30 years of making music together have awarded Amy Ray and Emily Sailers of the Indigo Girls all the durable benefits of a 3-decade creative partnership, without the looming possibility of staleness or redundancy. On their most recent album together, One Lost Day, their practiced sense for folk-rock songcraft is buoyed by their perpetually rich vocal partnership. The pair’s expert navigation the most tender and most fierce possibilities of their trademark sound is refreshed with the help of visionary new producer Jordan Brooke Hamlin, and mixer Brian Joseph. Fresh working relationships ensure the Indigo Girls’ distinctive sound remains innovative and renewed while traversing the well-worm thematic terrain of love, loss, heartache and happiness.

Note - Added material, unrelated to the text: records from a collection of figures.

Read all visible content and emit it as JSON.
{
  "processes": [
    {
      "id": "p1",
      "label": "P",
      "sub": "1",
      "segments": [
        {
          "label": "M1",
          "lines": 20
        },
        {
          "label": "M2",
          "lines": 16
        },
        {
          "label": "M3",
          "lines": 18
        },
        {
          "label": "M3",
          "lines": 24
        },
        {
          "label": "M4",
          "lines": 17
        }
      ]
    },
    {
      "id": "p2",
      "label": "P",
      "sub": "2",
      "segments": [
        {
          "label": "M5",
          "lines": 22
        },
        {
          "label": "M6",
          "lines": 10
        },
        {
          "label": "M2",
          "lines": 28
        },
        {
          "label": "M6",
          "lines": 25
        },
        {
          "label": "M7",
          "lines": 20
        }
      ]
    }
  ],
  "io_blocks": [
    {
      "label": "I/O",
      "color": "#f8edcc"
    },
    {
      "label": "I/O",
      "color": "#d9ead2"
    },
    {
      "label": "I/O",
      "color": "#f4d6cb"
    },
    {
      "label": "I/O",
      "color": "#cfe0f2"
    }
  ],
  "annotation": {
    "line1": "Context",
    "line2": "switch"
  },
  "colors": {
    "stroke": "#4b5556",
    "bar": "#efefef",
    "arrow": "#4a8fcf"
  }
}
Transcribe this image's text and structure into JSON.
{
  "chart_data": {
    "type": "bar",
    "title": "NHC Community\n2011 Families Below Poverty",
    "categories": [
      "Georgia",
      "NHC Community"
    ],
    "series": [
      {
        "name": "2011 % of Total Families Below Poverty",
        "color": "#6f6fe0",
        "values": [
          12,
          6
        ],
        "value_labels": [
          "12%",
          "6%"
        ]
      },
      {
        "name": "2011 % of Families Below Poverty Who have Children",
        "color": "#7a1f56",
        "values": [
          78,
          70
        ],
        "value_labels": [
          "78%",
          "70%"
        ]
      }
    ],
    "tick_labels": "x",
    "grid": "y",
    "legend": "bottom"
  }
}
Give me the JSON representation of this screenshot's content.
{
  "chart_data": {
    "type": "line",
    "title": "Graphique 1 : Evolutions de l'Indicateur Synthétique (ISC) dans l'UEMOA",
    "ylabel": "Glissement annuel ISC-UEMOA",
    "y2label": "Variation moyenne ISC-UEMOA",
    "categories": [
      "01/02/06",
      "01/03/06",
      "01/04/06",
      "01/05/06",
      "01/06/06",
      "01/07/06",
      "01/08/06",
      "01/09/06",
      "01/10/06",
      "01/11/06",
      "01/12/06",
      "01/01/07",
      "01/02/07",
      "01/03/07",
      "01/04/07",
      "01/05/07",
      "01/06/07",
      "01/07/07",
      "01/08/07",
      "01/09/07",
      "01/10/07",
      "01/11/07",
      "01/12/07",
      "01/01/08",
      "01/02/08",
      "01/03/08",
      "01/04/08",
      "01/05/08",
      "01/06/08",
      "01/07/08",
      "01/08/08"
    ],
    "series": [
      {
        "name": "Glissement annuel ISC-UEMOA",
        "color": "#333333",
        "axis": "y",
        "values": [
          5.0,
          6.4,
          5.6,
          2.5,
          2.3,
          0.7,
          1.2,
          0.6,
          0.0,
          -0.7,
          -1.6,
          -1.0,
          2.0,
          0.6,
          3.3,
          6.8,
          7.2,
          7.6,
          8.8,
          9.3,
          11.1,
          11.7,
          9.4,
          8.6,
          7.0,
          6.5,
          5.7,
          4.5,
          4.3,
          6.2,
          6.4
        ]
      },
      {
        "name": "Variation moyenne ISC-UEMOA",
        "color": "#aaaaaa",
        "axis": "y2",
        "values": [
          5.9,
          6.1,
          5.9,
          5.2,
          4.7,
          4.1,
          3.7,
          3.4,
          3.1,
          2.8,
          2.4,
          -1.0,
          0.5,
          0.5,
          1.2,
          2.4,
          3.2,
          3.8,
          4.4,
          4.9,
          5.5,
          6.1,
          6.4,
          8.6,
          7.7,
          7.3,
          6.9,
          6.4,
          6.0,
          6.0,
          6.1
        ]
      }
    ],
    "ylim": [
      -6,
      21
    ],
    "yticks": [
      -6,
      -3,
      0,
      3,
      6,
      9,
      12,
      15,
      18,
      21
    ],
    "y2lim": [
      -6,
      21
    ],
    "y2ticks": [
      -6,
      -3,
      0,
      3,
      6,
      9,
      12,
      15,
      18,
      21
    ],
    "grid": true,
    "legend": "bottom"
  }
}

Indigo Girls - One Lost DayOn their fourteenth album together, the Indigo Girls have created a collection of sounds and stories that add to their already impressive musical armoury. One Lost Day expresses despair and addiction as elegantly as it describes moments of joy, love, and new life. Sailers’ beautiful lilt saturates the earthy nostalgia of Eizabeth, saluting the past by recounting unforgettable coming-of-age moments with a special childhood friend with fondness, before Ray adds a cathartic edginess to the album’s lead single Happy In The Sorrow Key. The track, inspired by Ray’s late father and a tenacious refusal to embrace suffering, faces reality with a steadfast optimism, driven by invigorating garage rock with grungy guitars, layered vocal harmonies and swelling strings. In stark contrast to its predecessor, Southern California Is Your Girlfriend is a breezy pop-kissed ballad drenched in sunshine.

On the geographically inspired Texas Was Clean and Alberta, the pair’s exquisite vocal blend comes to full fruition. Alberta, a track based on a rockslide that devastated the small mining town of Frank in Canada, is wonderfully polyphonic at times, but mostly simply embraces beautiful harmonies, immediately spotlighting the strengths of the pair’s complimenting voices. Texas Was Clean is similarly mesmerising, with muted percussion and beautifully-written dreamlike lyrics, evoking the landscape of its namesake as the duo coos together: “Texas was clean, just a no-man’s dream/A slate that I’d never written on/The dust blown ’round, lonely town, boots on the porch of a barn/As far from the South without getting out of the corner of my heart”.

While the stripped-back tenderness of “If I Don’t Leave Here Now” deals with the distressing abandonment of addicts and addiction, necessary for self-preservation, the pair doesn’t forget to let loose on tracks like the rollicking rocking Olympia Inn, as well as the unexpected pure pop of Learned It On Me.

Never afraid to express their political beliefs, in the studio and out of it, tracks like The Rise of The Black Messiah and Findlay, Ohio 1968 readily articulate the duo’s conscientious social awareness. The former manifests this political and social involvement as a fierce attack on perpetual racial inequality. An anthem rolling with penetrating guitars, a more subdued mandolin, discordant strings and driving bass, it rages with intense criticism of injustice. Findlay, Ohio 1968 on the other hand is a rambling ballad centred on dreamlike strings and sparse accompaniment as Sailers beautifully recounts personally- and historically-nuanced memories as she laments, “In two years’ time Ohio will be up in flames.” Ray’s smoky timbre also tackles Spread The Pain Around, and with effortless harmonies and understated accompaniment rounds out three of the most strikingly poignant tracks on an album replete with intimate and affecting songs.

Their latest in a string of critically and commercially successful albums, One Lost Day only serves to strengthen the multi-generational allure of the Indigo Girls. The pair’s unwavering pursuit of music centred on skilful musicality, exquisite narratives and openhearted intimacy remains timeless in any era.